One dial for your gray
Every neutral surface in Petal Components - page backgrounds, panels, borders, muted text - is written against the `gray` ramp. `gray` is a semantic name, not Tailwind's gray: your app decides what it points at, in one block, in your own `app.css`. Change the target and the entire library follows, light and dark.
@theme inline {
--color-gray-50: var(--color-slate-50);
--color-gray-100: var(--color-slate-100);
--color-gray-200: var(--color-slate-200);
--color-gray-300: var(--color-slate-300);
--color-gray-400: var(--color-slate-400);
--color-gray-500: var(--color-slate-500);
--color-gray-600: var(--color-slate-600);
--color-gray-700: var(--color-slate-700);
--color-gray-800: var(--color-slate-800);
--color-gray-900: var(--color-slate-900);
--color-gray-950: var(--color-slate-950);
}
Swap `slate` for `zinc`, `neutral`, `stone`, or any 11-step ramp of your own, and you have rethemed the app.

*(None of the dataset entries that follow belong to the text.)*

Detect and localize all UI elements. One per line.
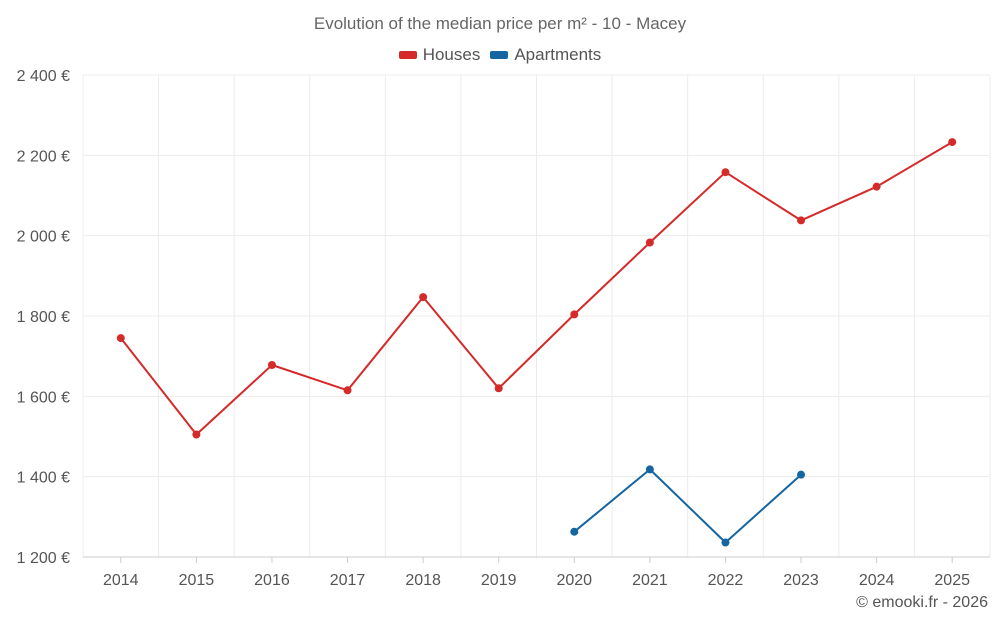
x-tick-label: 2016 (254, 572, 290, 589)
y-tick-label: 2 000 € (17, 229, 70, 246)
data-point-houses (872, 182, 881, 191)
data-point-houses (192, 430, 201, 439)
data-point-houses (797, 216, 806, 225)
legend-label-houses: Houses (422, 45, 481, 64)
data-point-apartments (721, 538, 730, 547)
x-tick-label: 2021 (632, 572, 668, 589)
chart-legend: Houses Apartments (0, 45, 1000, 65)
series-line-houses (120, 141, 953, 436)
data-point-houses (570, 310, 579, 319)
data-point-houses (419, 293, 428, 302)
x-tick-label: 2023 (783, 572, 819, 589)
y-tick-label: 1 800 € (17, 309, 70, 326)
y-tick-label: 1 200 € (17, 550, 70, 567)
x-tick-label: 2018 (405, 572, 441, 589)
data-point-houses (267, 361, 276, 370)
legend-item-houses[interactable]: Houses (398, 45, 481, 65)
data-point-houses (645, 238, 654, 247)
legend-item-apartments[interactable]: Apartments (490, 45, 601, 65)
data-point-houses (494, 384, 503, 393)
data-point-apartments (570, 527, 579, 536)
data-point-houses (116, 334, 125, 343)
series-line-apartments (573, 468, 802, 544)
y-tick-label: 1 400 € (17, 470, 70, 487)
x-tick-label: 2024 (859, 572, 895, 589)
y-tick-label: 2 400 € (17, 68, 70, 85)
x-tick-label: 2014 (103, 572, 139, 589)
data-point-apartments (797, 470, 806, 479)
data-point-houses (948, 138, 957, 147)
x-tick-label: 2019 (481, 572, 517, 589)
x-tick-label: 2022 (708, 572, 744, 589)
x-tick-label: 2020 (556, 572, 592, 589)
x-tick-label: 2025 (934, 572, 970, 589)
y-tick-label: 2 200 € (17, 148, 70, 165)
data-point-apartments (645, 465, 654, 474)
x-tick-label: 2015 (179, 572, 215, 589)
legend-label-apartments: Apartments (514, 45, 602, 64)
y-tick-label: 1 600 € (17, 389, 70, 406)
credit-text: © emooki.fr - 2026 (856, 594, 988, 611)
x-tick-label: 2017 (330, 572, 366, 589)
data-point-houses (343, 386, 352, 395)
legend-swatch-houses (398, 51, 417, 59)
data-point-houses (721, 168, 730, 177)
legend-swatch-apartments (490, 51, 509, 59)
chart-title: Evolution of the median price per m² - 1… (313, 14, 687, 33)
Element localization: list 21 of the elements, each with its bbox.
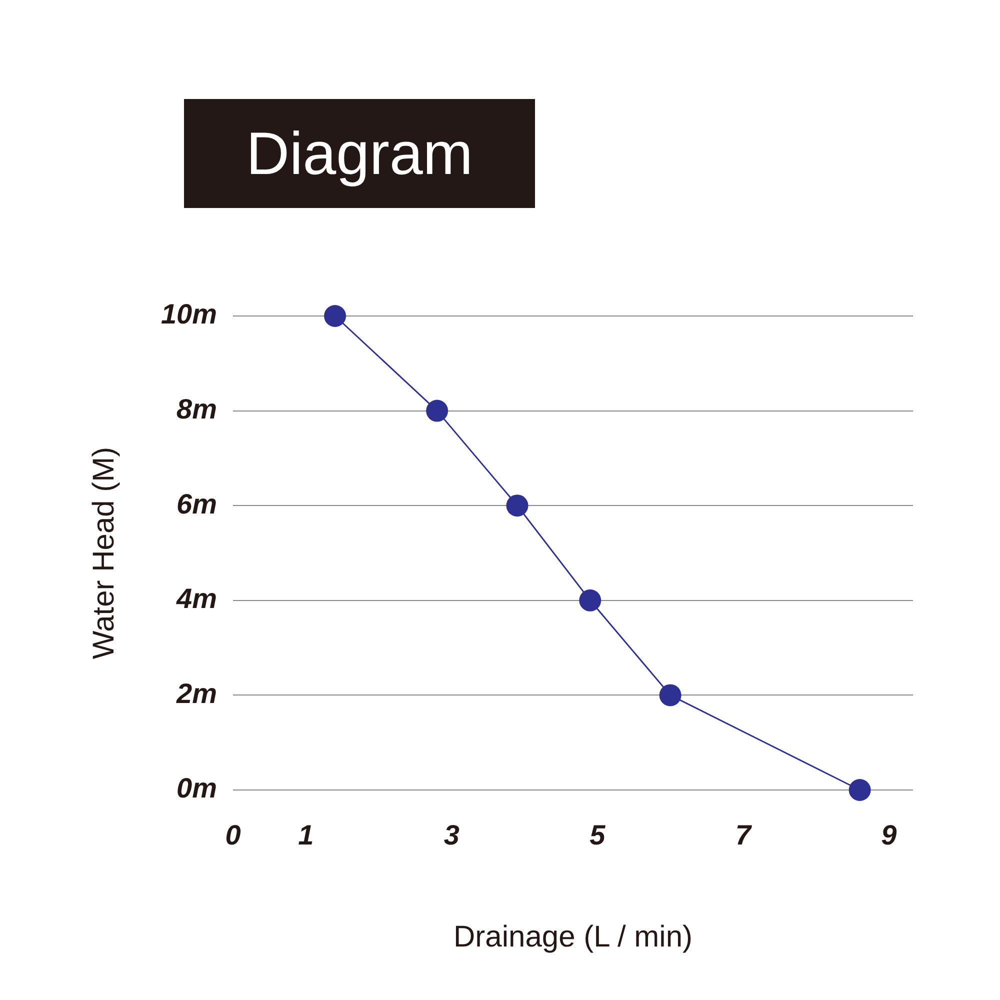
point	[579, 589, 602, 612]
y-tick-label: 2m	[176, 678, 217, 709]
y-tick-label: 4m	[176, 583, 217, 614]
x-axis-title: Drainage (L / min)	[454, 920, 692, 954]
y-axis-title: Water Head (M)	[87, 446, 120, 660]
y-tick-label: 10m	[160, 298, 217, 330]
point	[659, 684, 682, 706]
x-tick-label: 3	[444, 820, 460, 851]
x-tick-label: 7	[735, 820, 752, 851]
x-tick-label: 0	[225, 820, 242, 851]
x-tick-label: 9	[881, 820, 898, 851]
point	[848, 779, 871, 801]
y-tick-label: 8m	[176, 394, 217, 425]
point	[324, 305, 346, 327]
x-tick-label: 5	[590, 820, 606, 851]
y-tick-label: 0m	[176, 772, 217, 804]
chart-title: Diagram	[184, 99, 535, 208]
x-tick-label: 1	[298, 820, 314, 851]
point	[506, 494, 528, 517]
y-tick-label: 6m	[176, 488, 217, 520]
point	[426, 400, 448, 422]
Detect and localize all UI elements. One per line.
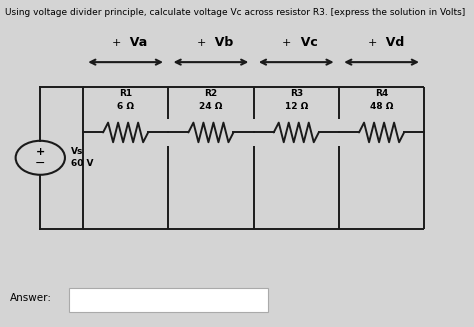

Without the block you get the shipped default, which is zinc: a colourless neutral, the same call shadcn made. Cool-blue apps want `slate`, warm apps want `stone`. There is nothing to configure in Elixir and no theme object at runtime - it is CSS variables all the way down.
You can try every neutral live in the dev playground (clone petal_components and run `mix run dev.exs`) - the `gray` dial in the top bar restyles the whole page, and the theme lives in the URL.
The materials
Dark mode is built from two materials, and knowing which is which explains every colour you see:
Panels - pages, cards, dropdown menus, modals, tables - are opaque steps of your `gray`. Point gray at slate and panels are slate.
The ghost material - inputs, hover fills, hairline borders, the translucent layer that sits on top of panels - is your `gray` at low opacity. Since v4.6.2 it is carried on the ramp's most colourful step, so it picks up your neutral's temperature instead of reading as colourless next to it. A slate app gets faintly slate inputs; a stone app gets warm ones. On zinc or neutral there is no hue to carry and it looks exactly as it always did.
Neither material is something you set directly. Both derive from the one gray block above - that is the point.
Radius
One custom property drives corner rounding across the library - buttons, inputs, badges, modals, dropdowns, tooltips:
:root {
--pc-radius: 0.625rem; /* the shipped default */
}
/* sharp, industrial */
:root { --pc-radius: 0; }
/* soft, friendly */
:root { --pc-radius: 1rem; }
Components that need a larger or smaller rounding than their neighbours derive it from the same token, so the whole app stays proportionate when you change it.
Primary and the semantic ramps
Colour works the same way as gray: semantic ramp names that your app points at real ramps. `primary`, `secondary`, `success`, `danger`, `warning` and `info` each map to an 11-step ramp in the same `@theme inline` block:
@theme inline {
--color-primary-50: var(--color-blue-50);
/* ... one line per step ... */
--color-primary-950: var(--color-blue-950);
--color-success-500: var(--color-green-500);
--color-danger-500: var(--color-red-500);
/* etc */
}
Want the shadcn look? Point `primary` at a monochrome ramp - near-black solids in light mode, white in dark. The look lives in the token values, not in component special cases, which is why one block gets you there.
The one rule
If you write your own components alongside ours (or have an AI assistant write them), there is a single rule that keeps everything on the dial: surfaces use the `gray` ramp, and nothing references a literal palette name. The moment something says `zinc-800` or `slate-900` by name, it stops listening to your theme and will stick out the first time you change it. We learned this the hard way - a handful of our own dark surfaces hardcoded `zinc` and ignored remapped grays until v4.6.1.
Everything here also holds for Petal Pro: Pro's own components are written against the same ramps, so one block rethemes the whole app - library and Pro chrome together.